特に暇なわけじゃあなく、前日まであれこれと役割を割り振られてもいる身だが

「関わるからには何かやり遂げなきゃあ。」
「おおう、熱血。」

そういうんでもなくてと、
むずがるようにきれいな拳を振り回し、照れ隠しをする白百合さんへ、

「バザーみたいに。」

ぽそりと呟きが漏れ聞こえ、おやとそちらを見やった白百合さんへ、

「クッキー焼こうか。」
「おお、久蔵殿、ナイスだvv」

三華特製クッキーは五月祭で出品したところ大好評。
それ以降、お茶会だのバザーだのというと
“八百万屋”に集まって焼いては供しておいで。
それを思い出しての提案をした紅ばらさんは、
凛々しいクールビューティぶりを 男装の麗人ぽく憧れられているけれど、
実はひなげしさんに負けないくらい
スィーツづくりもお得意で、

「ステンドグラスクッキー。」
「え?なんですか、それvv」

お初の単語へキョトンとする平八だったのへ
えっとぉとポッケから引っ張り出したスマホに
ちょちょいと呼び出したお料理のサイト。
すぐに呼び出せたあたり、彼女自身も気になってた代物でもあるようで。

「わ、なにこれ、真中が空いてる。」

完成品の写真を見ると、
真ん中が赤や緑とカラフルだけれど、
ジャムを塗ってあるのじゃなくて、重なった下のが透けて見えている。

「飴を溶かし入れてあるんですね。考えたなぁvv」

型抜きしたクッキーを焼く途中で、
小さめの飴を真ん中の刳り貫き部分へ置いて溶かし込むらしく。
ステンドグラスみたいな見栄えでなかなかお洒落だし、
食感も薄い飴がぱりぱりと一緒に食べられて楽しい一品だということで。

「じゃあこれを試作してみて、
 上手くいったらば当日のサプライズということでvv」

「ええ、配って回りましょvv」

ふふーvvと話もまとまったところで、
楽しそうな笑顔でお顔を見合わせる三華様がただとあって、

「どうされたのかしらvv」
「何か楽しそうな相談事をされておいでですわね。
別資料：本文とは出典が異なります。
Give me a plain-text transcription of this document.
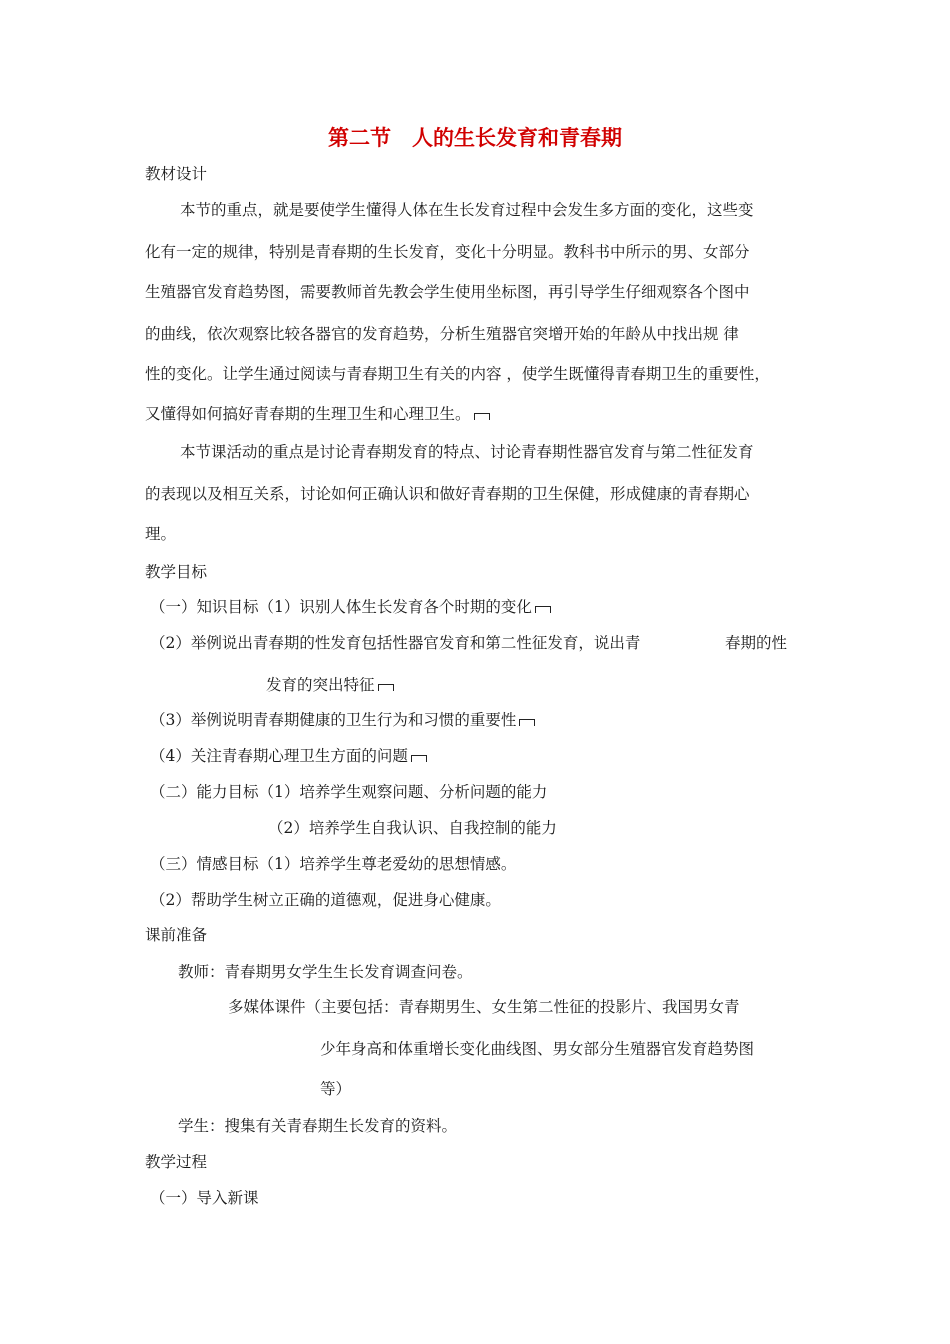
第二节　人的生长发育和青春期
教材设计
本节的重点，就是要使学生懂得人体在生长发育过程中会发生多方面的变化，这些变
化有一定的规律，特别是青春期的生长发育，变化十分明显。教科书中所示的男、女部分
生殖器官发育趋势图，需要教师首先教会学生使用坐标图，再引导学生仔细观察各个图中
的曲线，依次观察比较各器官的发育趋势，分析生殖器官突增开始的年龄从中找出规 律
性的变化。让学生通过阅读与青春期卫生有关的内容 ，使学生既懂得青春期卫生的重要性，
又懂得如何搞好青春期的生理卫生和心理卫生。
本节课活动的重点是讨论青春期发育的特点、讨论青春期性器官发育与第二性征发育
的表现以及相互关系，讨论如何正确认识和做好青春期的卫生保健，形成健康的青春期心
理。
教学目标
（一）知识目标（1）识别人体生长发育各个时期的变化
（2）举例说出青春期的性发育包括性器官发育和第二性征发育，说出青	春期的性
发育的突出特征
（3）举例说明青春期健康的卫生行为和习惯的重要性
（4）关注青春期心理卫生方面的问题
（二）能力目标（1）培养学生观察问题、分析问题的能力
（2）培养学生自我认识、自我控制的能力
（三）情感目标（1）培养学生尊老爱幼的思想情感。
（2）帮助学生树立正确的道德观，促进身心健康。
课前准备
教师：青春期男女学生生长发育调查问卷。
多媒体课件（主要包括：青春期男生、女生第二性征的投影片、我国男女青
少年身高和体重增长变化曲线图、男女部分生殖器官发育趋势图
等）
学生：搜集有关青春期生长发育的资料。
教学过程
（一）导入新课
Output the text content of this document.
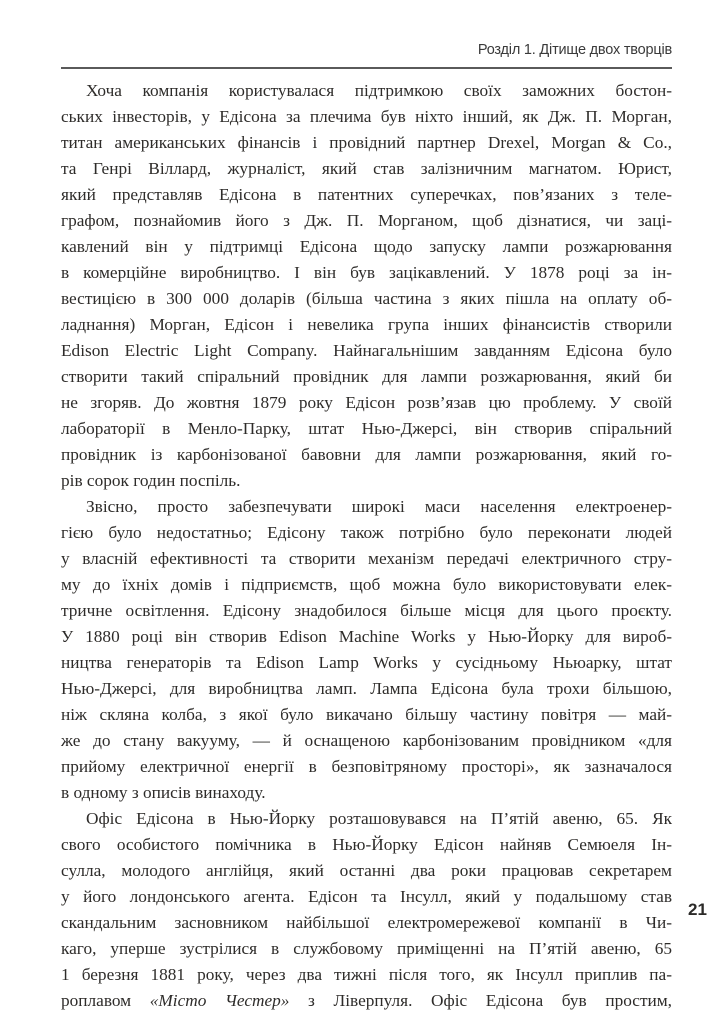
Розділ 1. Дітище двох творців
Хоча компанія користувалася підтримкою своїх заможних бостон-
ських інвесторів, у Едісона за плечима був ніхто інший, як Дж. П. Морган,
титан американських фінансів і провідний партнер Drexel, Morgan & Co.,
та Генрі Віллард, журналіст, який став залізничним магнатом. Юрист,
який представляв Едісона в патентних суперечках, пов’язаних з теле-
графом, познайомив його з Дж. П. Морганом, щоб дізнатися, чи заці-
кавлений він у підтримці Едісона щодо запуску лампи розжарювання
в комерційне виробництво. І він був зацікавлений. У 1878 році за ін-
вестицією в 300 000 доларів (більша частина з яких пішла на оплату об-
ладнання) Морган, Едісон і невелика група інших фінансистів створили
Edison Electric Light Company. Найнагальнішим завданням Едісона було
створити такий спіральний провідник для лампи розжарювання, який би
не згоряв. До жовтня 1879 року Едісон розв’язав цю проблему. У своїй
лабораторії в Менло-Парку, штат Нью-Джерсі, він створив спіральний
провідник із карбонізованої бавовни для лампи розжарювання, який го-
рів сорок годин поспіль.
Звісно, просто забезпечувати широкі маси населення електроенер-
гією було недостатньо; Едісону також потрібно було переконати людей
у власній ефективності та створити механізм передачі електричного стру-
му до їхніх домів і підприємств, щоб можна було використовувати елек-
тричне освітлення. Едісону знадобилося більше місця для цього проєкту.
У 1880 році він створив Edison Machine Works у Нью-Йорку для вироб-
ництва генераторів та Edison Lamp Works у сусідньому Ньюарку, штат
Нью-Джерсі, для виробництва ламп. Лампа Едісона була трохи більшою,
ніж скляна колба, з якої було викачано більшу частину повітря — май-
же до стану вакууму, — й оснащеною карбонізованим провідником «для
прийому електричної енергії в безповітряному просторі», як зазначалося
в одному з описів винаходу.
Офіс Едісона в Нью-Йорку розташовувався на П’ятій авеню, 65. Як
свого особистого помічника в Нью-Йорку Едісон найняв Семюеля Ін-
сулла, молодого англійця, який останні два роки працював секретарем
у його лондонського агента. Едісон та Інсулл, який у подальшому став
скандальним засновником найбільшої електромережевої компанії в Чи-
каго, уперше зустрілися в службовому приміщенні на П’ятій авеню, 65
1 березня 1881 року, через два тижні після того, як Інсулл приплив па-
роплавом «Місто Честер» з Ліверпуля. Офіс Едісона був простим,
21
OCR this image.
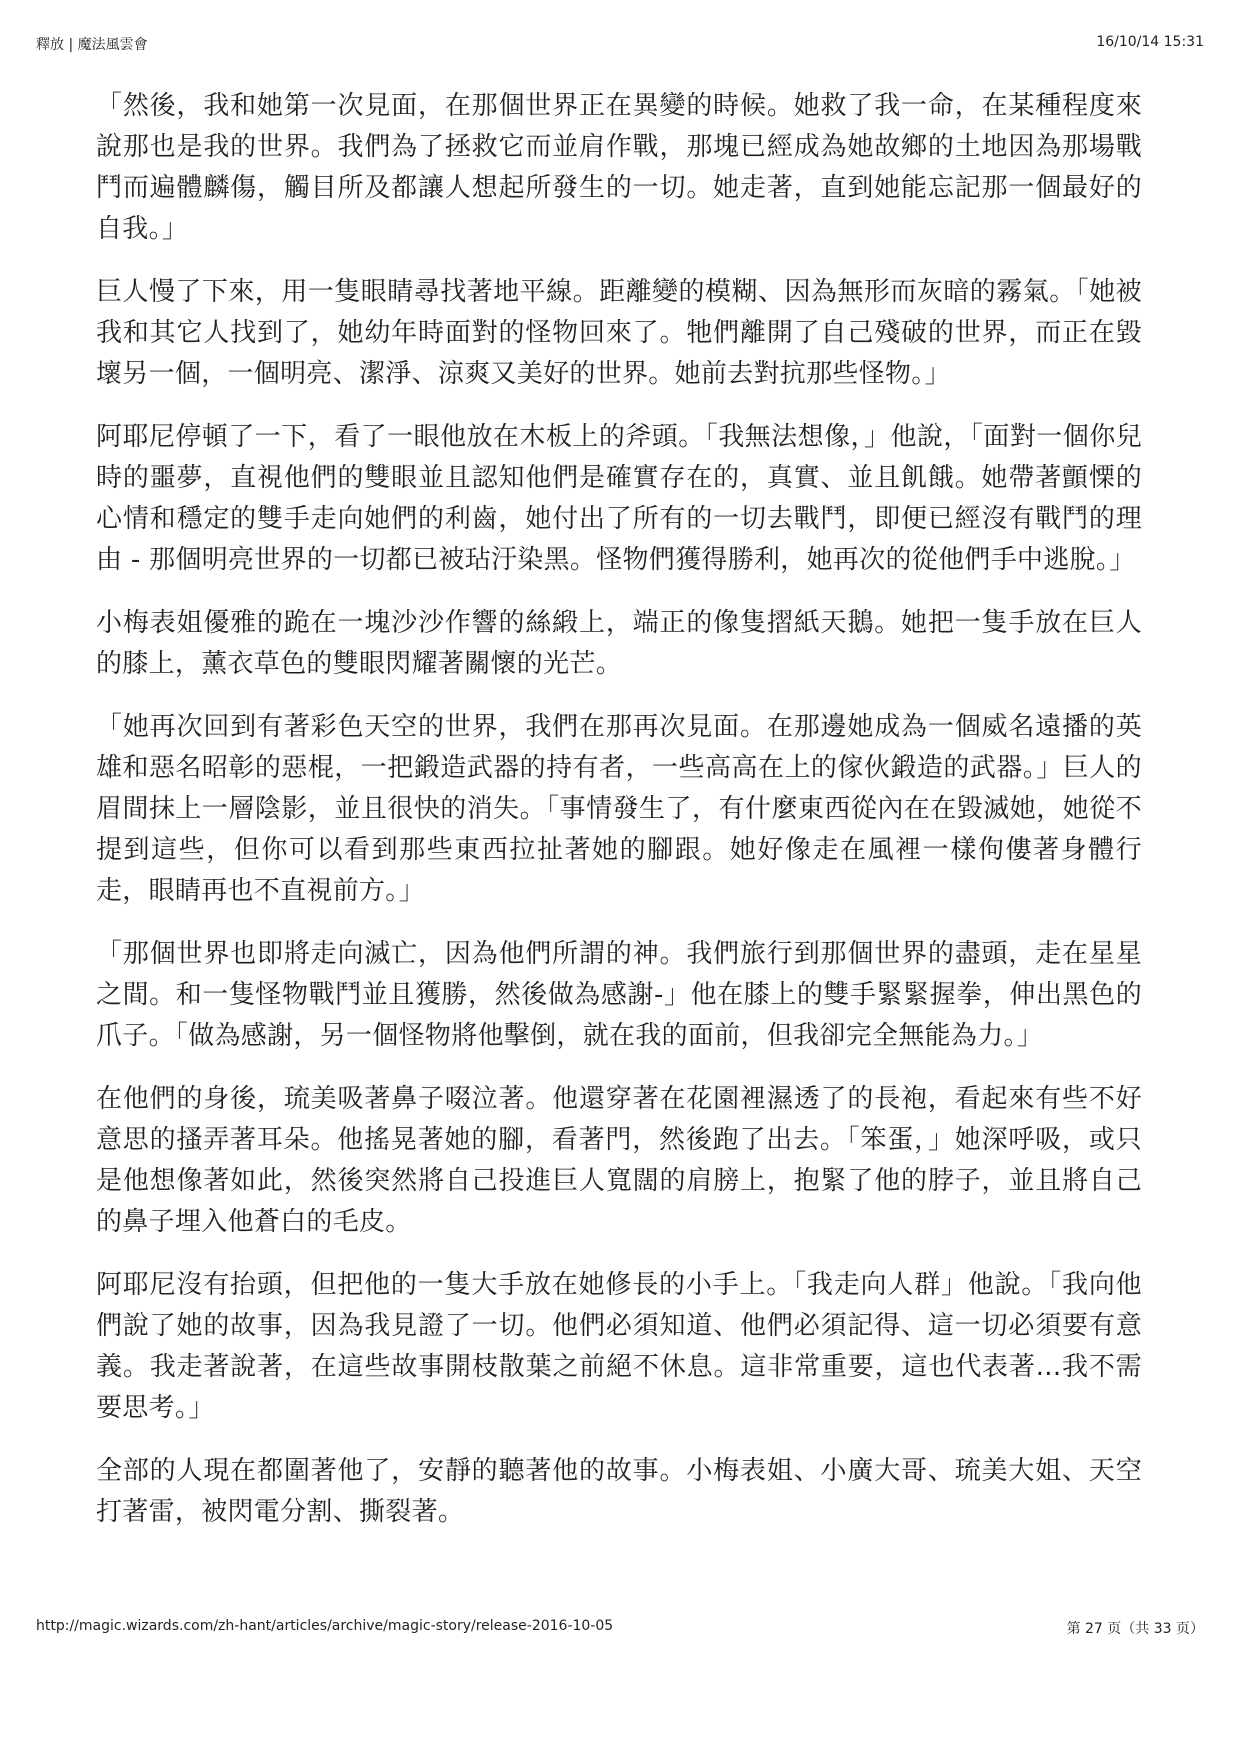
釋放 | 魔法風雲會	16/10/14 15:31

「然後，我和她第一次見面，在那個世界正在異變的時候。她救了我一命，在某種程度來說那也是我的世界。我們為了拯救它而並肩作戰，那塊已經成為她故鄉的土地因為那場戰鬥而遍體麟傷，觸目所及都讓人想起所發生的一切。她走著，直到她能忘記那一個最好的自我。」

巨人慢了下來，用一隻眼睛尋找著地平線。距離變的模糊、因為無形而灰暗的霧氣。「她被我和其它人找到了，她幼年時面對的怪物回來了。牠們離開了自己殘破的世界，而正在毀壞另一個，一個明亮、潔淨、涼爽又美好的世界。她前去對抗那些怪物。」

阿耶尼停頓了一下，看了一眼他放在木板上的斧頭。「我無法想像，」他說，「面對一個你兒時的噩夢，直視他們的雙眼並且認知他們是確實存在的，真實、並且飢餓。她帶著顫慄的心情和穩定的雙手走向她們的利齒，她付出了所有的一切去戰鬥，即便已經沒有戰鬥的理由 - 那個明亮世界的一切都已被玷汙染黑。怪物們獲得勝利，她再次的從他們手中逃脫。」

小梅表姐優雅的跪在一塊沙沙作響的絲緞上，端正的像隻摺紙天鵝。她把一隻手放在巨人的膝上，薰衣草色的雙眼閃耀著關懷的光芒。

「她再次回到有著彩色天空的世界，我們在那再次見面。在那邊她成為一個威名遠播的英雄和惡名昭彰的惡棍，一把鍛造武器的持有者，一些高高在上的傢伙鍛造的武器。」巨人的眉間抹上一層陰影，並且很快的消失。「事情發生了，有什麼東西從內在在毀滅她，她從不提到這些，但你可以看到那些東西拉扯著她的腳跟。她好像走在風裡一樣佝僂著身體行走，眼睛再也不直視前方。」

「那個世界也即將走向滅亡，因為他們所謂的神。我們旅行到那個世界的盡頭，走在星星之間。和一隻怪物戰鬥並且獲勝，然後做為感謝-」他在膝上的雙手緊緊握拳，伸出黑色的爪子。「做為感謝，另一個怪物將他擊倒，就在我的面前，但我卻完全無能為力。」

在他們的身後，琉美吸著鼻子啜泣著。他還穿著在花園裡濕透了的長袍，看起來有些不好意思的搔弄著耳朵。他搖晃著她的腳，看著門，然後跑了出去。「笨蛋，」她深呼吸，或只是他想像著如此，然後突然將自己投進巨人寬闊的肩膀上，抱緊了他的脖子，並且將自己的鼻子埋入他蒼白的毛皮。

阿耶尼沒有抬頭，但把他的一隻大手放在她修長的小手上。「我走向人群」他說。「我向他們說了她的故事，因為我見證了一切。他們必須知道、他們必須記得、這一切必須要有意義。我走著說著，在這些故事開枝散葉之前絕不休息。這非常重要，這也代表著...我不需要思考。」

全部的人現在都圍著他了，安靜的聽著他的故事。小梅表姐、小廣大哥、琉美大姐、天空打著雷，被閃電分割、撕裂著。

http://magic.wizards.com/zh-hant/articles/archive/magic-story/release-2016-10-05	第 27 页（共 33 页）
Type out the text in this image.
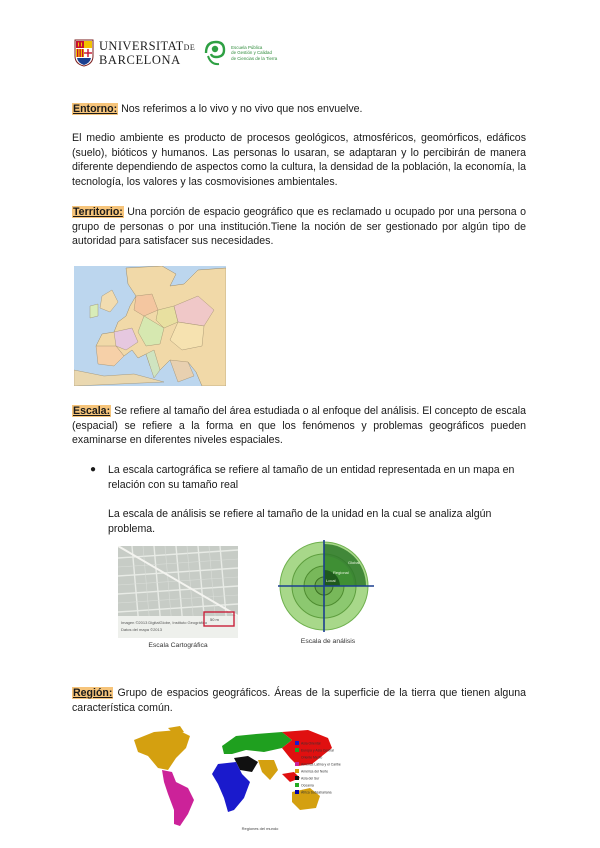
UNIVERSITATDE
BARCELONA
Escuela Pública
de Gestión y Calidad
de Ciencias de la Tierra

Entorno: Nos referimos a lo vivo y no vivo que nos envuelve.

El medio ambiente es producto de procesos geológicos, atmosféricos, geomórficos, edáficos (suelo), bióticos y humanos. Las personas lo usaran, se adaptaran y lo percibirán de manera diferente dependiendo de aspectos como la cultura, la densidad de la población, la economía, la tecnología, los valores y las cosmovisiones ambientales.

Territorio: Una porción de espacio geográfico que es reclamado u ocupado por una persona o grupo de personas o por una institución.Tiene la noción de ser gestionado por algún tipo de autoridad para satisfacer sus necesidades.

Escala: Se refiere al tamaño del área estudiada o al enfoque del análisis. El concepto de escala (espacial) se refiere a la forma en que los fenómenos y problemas geográficos pueden examinarse en diferentes niveles espaciales.

● La escala cartográfica se refiere al tamaño de un entidad representada en un mapa en relación con su tamaño real

La escala de análisis se refiere al tamaño de la unidad en la cual se analiza algún problema.

Imagen ©2013 DigitalGlobe, Instituto Geográfico
Datos del mapa ©2013
50 m
Escala Cartográfica
Global
Regional
Local
Escala de análisis

Región: Grupo de espacios geográficos. Áreas de la superficie de la tierra que tienen alguna característica común.

Asia Oriental
Europa y Asia Central
Oriente Medio
América Latina y el Caribe
América del Norte
Asia del Sur
Oceanía
África Subsahariana
Regiones del mundo
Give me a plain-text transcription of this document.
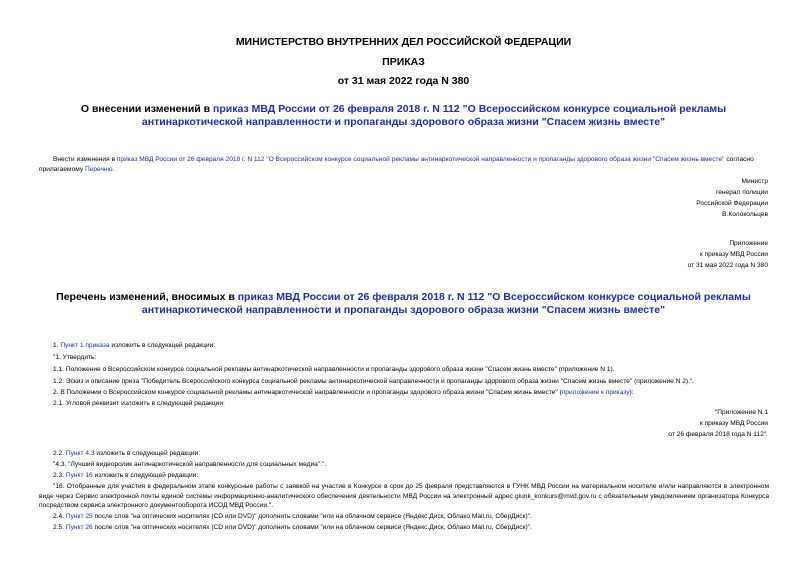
МИНИСТЕРСТВО ВНУТРЕННИХ ДЕЛ РОССИЙСКОЙ ФЕДЕРАЦИИ
ПРИКАЗ
от 31 мая 2022 года N 380
О внесении изменений в приказ МВД России от 26 февраля 2018 г. N 112 "О Всероссийском конкурсе социальной рекламы антинаркотической направленности и пропаганды здорового образа жизни "Спасем жизнь вместе"
Внести изменения в приказ МВД России от 26 февраля 2018 г. N 112 "О Всероссийском конкурсе социальной рекламы антинаркотической направленности и пропаганды здорового образа жизни "Спасем жизнь вместе" согласно прилагаемому Перечню.
Министр
генерал полиции
Российской Федерации
В.Колокольцев
Приложение
к приказу МВД России
от 31 мая 2022 года N 380
Перечень изменений, вносимых в приказ МВД России от 26 февраля 2018 г. N 112 "О Всероссийском конкурсе социальной рекламы антинаркотической направленности и пропаганды здорового образа жизни "Спасем жизнь вместе"
1. Пункт 1 приказа изложить в следующей редакции:
"1. Утвердить:
1.1. Положение о Всероссийском конкурсе социальной рекламы антинаркотической направленности и пропаганды здорового образа жизни "Спасем жизнь вместе" (приложение N 1).
1.2. Эскиз и описание приза "Победитель Всероссийского конкурса социальной рекламы антинаркотической направленности и пропаганды здорового образа жизни "Спасем жизнь вместе" (приложение N 2).".
2. В Положении о Всероссийском конкурсе социальной рекламы антинаркотической направленности и пропаганды здорового образа жизни "Спасем жизнь вместе" (приложение к приказу):
2.1. Угловой реквизит изложить в следующей редакции:
"Приложение N 1
к приказу МВД России
от 26 февраля 2018 года N 112".
2.2. Пункт 4.3 изложить в следующей редакции:
"4.3. "Лучший видеоролик антинаркотической направленности для социальных медиа".".
2.3. Пункт 16 изложить в следующей редакции:
"16. Отобранные для участия в федеральном этапе конкурсные работы с заявкой на участие в Конкурсе в срок до 25 февраля представляются в ГУНК МВД России на материальном носителе и/или направляются в электронном виде через Сервис электронной почты единой системы информационно-аналитического обеспечения деятельности МВД России на электронный адрес giunk_konkurs@mvd.gov.ru с обязательным уведомлением организатора Конкурса посредством сервиса электронного документооборота ИСОД МВД России.".
2.4. Пункт 25 после слов "на оптических носителях (CD или DVD)" дополнить словами "или на облачном сервисе (Яндекс.Диск, Облако Mail.ru, СберДиск)".
2.5. Пункт 26 после слов "на оптических носителях (CD или DVD)" дополнить словами "или на облачном сервисе (Яндекс.Диск, Облако Mail.ru, СберДиск)".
」
「学園祭のお話かしらvv 」
「まあ、何をなさるのか、私どもも楽しみですわねvv 」

そんなマドンナたちをこそりと見守るお嬢様がたまでもが、
ほこりと嬉しそうなお昼どきになった秋のひと時でございます。





   〜Fine〜  16.10.07


 *長らくのご無沙汰でございました。
  夏休みを飛んだ格好で過ごした身。
  色々と話題に乗り遅れてたのが悔しいです。
  とりあえず、今時分のお嬢さんたちを試し書き。